Cincinnati Children's Hospital Medical Center, University of Cincinnati College of Medicine, Cincinnati, OH, USA.
Department of Pediatrics, Division of Pediatric Endocrinology, University of Minnesota, Minneapolis, MN, USA.
J Pediatr Endocrinol Metab. 2021 Feb 26;34(4):431-440. doi: 10.1515/jpem-2020-0360. Print 2021 Apr 27.
Omnitrope (somatropin, Sandoz Inc.) is one of several recombinant human growth hormones (rhGH) approved in the United States (US) for use in pediatric indications, including growth hormone deficiency (GHD) and idiopathic short stature (ISS). We report data on the effectiveness and safety of Omnitrope in the US cohort of the PATRO Children (international, longitudinal, non-interventional) study.

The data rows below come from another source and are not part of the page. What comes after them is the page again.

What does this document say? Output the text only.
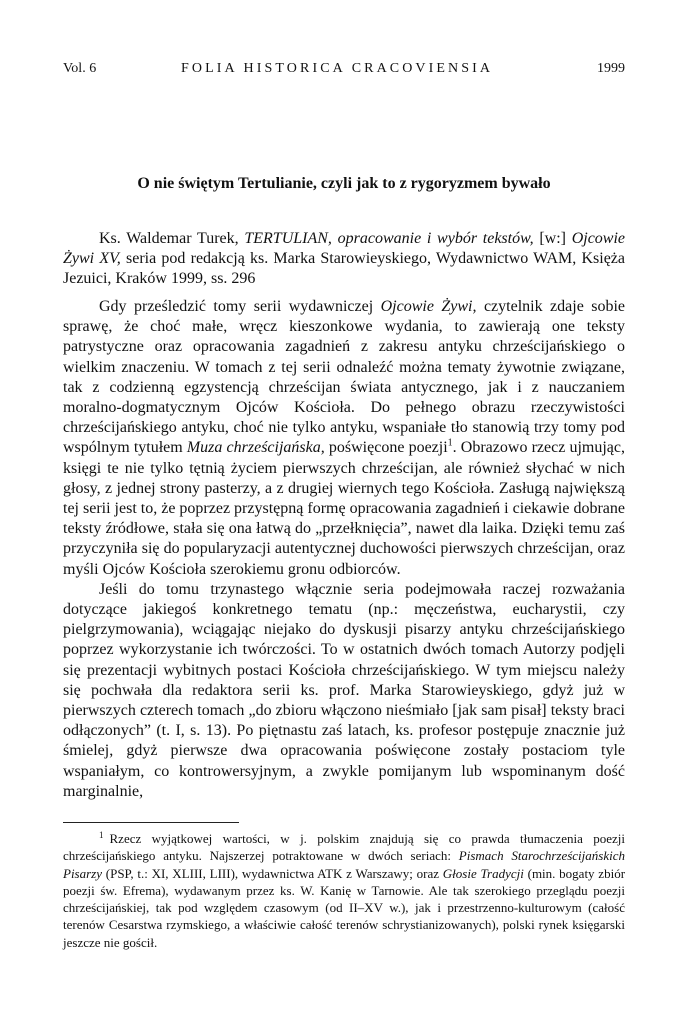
Vol. 6	FOLIA HISTORICA CRACOVIENSIA	1999
O nie świętym Tertulianie, czyli jak to z rygoryzmem bywało
Ks. Waldemar Turek, TERTULIAN, opracowanie i wybór tekstów, [w:] Ojcowie Żywi XV, seria pod redakcją ks. Marka Starowieyskiego, Wydawnictwo WAM, Księża Jezuici, Kraków 1999, ss. 296

Gdy prześledzić tomy serii wydawniczej Ojcowie Żywi, czytelnik zdaje sobie sprawę, że choć małe, wręcz kieszonkowe wydania, to zawierają one teksty patrystyczne oraz opracowania zagadnień z zakresu antyku chrześcijańskiego o wielkim znaczeniu. W tomach z tej serii odnaleźć można tematy żywotnie związane, tak z codzienną egzystencją chrześcijan świata antycznego, jak i z nauczaniem moralno-dogmatycznym Ojców Kościoła. Do pełnego obrazu rzeczywistości chrześcijańskiego antyku, choć nie tylko antyku, wspaniałe tło stanowią trzy tomy pod wspólnym tytułem Muza chrześcijańska, poświęcone poezji$^1$. Obrazowo rzecz ujmując, księgi te nie tylko tętnią życiem pierwszych chrześcijan, ale również słychać w nich głosy, z jednej strony pasterzy, a z drugiej wiernych tego Kościoła. Zasługą największą tej serii jest to, że poprzez przystępną formę opracowania zagadnień i ciekawie dobrane teksty źródłowe, stała się ona łatwą do „przełknięcia”, nawet dla laika. Dzięki temu zaś przyczyniła się do popularyzacji autentycznej duchowości pierwszych chrześcijan, oraz myśli Ojców Kościoła szerokiemu gronu odbiorców.

Jeśli do tomu trzynastego włącznie seria podejmowała raczej rozważania dotyczące jakiegoś konkretnego tematu (np.: męczeństwa, eucharystii, czy pielgrzymowania), wciągając niejako do dyskusji pisarzy antyku chrześcijańskiego poprzez wykorzystanie ich twórczości. To w ostatnich dwóch tomach Autorzy podjęli się prezentacji wybitnych postaci Kościoła chrześcijańskiego. W tym miejscu należy się pochwała dla redaktora serii ks. prof. Marka Starowieyskiego, gdyż już w pierwszych czterech tomach „do zbioru włączono nieśmiało [jak sam pisał] teksty braci odłączonych” (t. I, s. 13). Po piętnastu zaś latach, ks. profesor postępuje znacznie już śmielej, gdyż pierwsze dwa opracowania poświęcone zostały postaciom tyle wspaniałym, co kontrowersyjnym, a zwykle pomijanym lub wspominanym dość marginalnie,

$^1$ Rzecz wyjątkowej wartości, w j. polskim znajdują się co prawda tłumaczenia poezji chrześcijańskiego antyku. Najszerzej potraktowane w dwóch seriach: Pismach Starochrześcijańskich Pisarzy (PSP, t.: XI, XLIII, LIII), wydawnictwa ATK z Warszawy; oraz Głosie Tradycji (min. bogaty zbiór poezji św. Efrema), wydawanym przez ks. W. Kanię w Tarnowie. Ale tak szerokiego przeglądu poezji chrześcijańskiej, tak pod względem czasowym (od II–XV w.), jak i przestrzenno-kulturowym (całość terenów Cesarstwa rzymskiego, a właściwie całość terenów schrystianizowanych), polski rynek księgarski jeszcze nie gościł.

All visits and assessments are carried out according to routine clinical practice, and doses of Omnitrope are given according to country-specific prescribing information.
By September 2018, 294 US patients were recruited; the two largest groups were GHD (n=193) and ISS (n=62). Across all indications, HSDS improvement (ΔHSDS) from baseline at three years was +1.0 (rhGH-naïve, +1.2; pre-treated, +0.7). In pre-pubertal patients, ΔHSDS from baseline at three years was +0.94 (rhGH-naïve, +1.3; pre-treated, +0.7). Following three years of treatment, ΔHSDS from baseline was +1.3 in rhGH-naïve GHD patients and +1.1 in rhGH-naïve ISS patients. In pre-pubertal rhGH-naïve patients, ΔHSDS from baseline was +1.3 and +1.2 in GHD and ISS patients, respectively. Overall, 194 patients (66.0%) experienced adverse events (AEs; n=886 events); most were of mild-moderate intensity. Five patients (1.7%) had AEs that were suspected to be treatment-related (n=5 events). All reported neoplasms were benign, non-serious, and considered unrelated to rhGH therapy. No AEs of diabetes mellitus or hyperglycemia were reported.
Omnitrope appears to be well tolerated and effective in the majority of patients, without evidence of an increased risk of developing unexpected AEs, diabetes mellitus, or new malignancies during treatment.
奥米诺肽(生长激素,山德士公司)是美国批准用于儿科适应证的几种重组人生长激素(rhGH)之一,包括生长激素缺乏症(GHD)和特发性身材矮小症(ISS)。我们报告了在 PATRO 儿童(国际性、纵向、非干预性)研究的美国队列中奥米诺肽的有效性和安全性数据。
所有就诊和评估均按照常规临床实践进行,奥米诺肽的剂量根据各国的处方信息确定。
截至 2018 年 9 月,共招募了 294 名美国患者;最大的两个组是 GHD(n=193)和 ISS(n=62)。在所有适应证中,三年时从基线的 HSDS 改善(ΔHSDS)为+1.0(rhGH 初治患者,+1.2;预治疗患者,+0.7)。在青春期前患者中,三年时从基线的ΔHSDS 为+0.94(rhGH 初治患者,+1.3;预治疗患者,+0.7)。治疗三年后,rhGH 初治 GHD 患者的ΔHSDS 为+1.3,rhGH 初治 ISS 患者的ΔHSDS 为+1.1。在青春期前 rhGH 初治患者中,GHD 和 ISS 患者的ΔHSDS 分别为+1.3 和+1.2。总体而言,194 名患者(66.0%)发生不良事件(AEs;n=886 起事件);大多数为轻中度。5 名患者(1.7%)发生的 AEs 疑似与治疗相关(n=5 起事件)。所有报告的肿瘤均为良性、非严重且认为与 rhGH 治疗无关。未报告糖尿病或高血糖相关的 AEs。
奥米诺肽在大多数患者中似乎具有良好的耐受性和有效性,在治疗期间没有证据表明发生意外 AEs、糖尿病或新发恶性肿瘤的风险增加。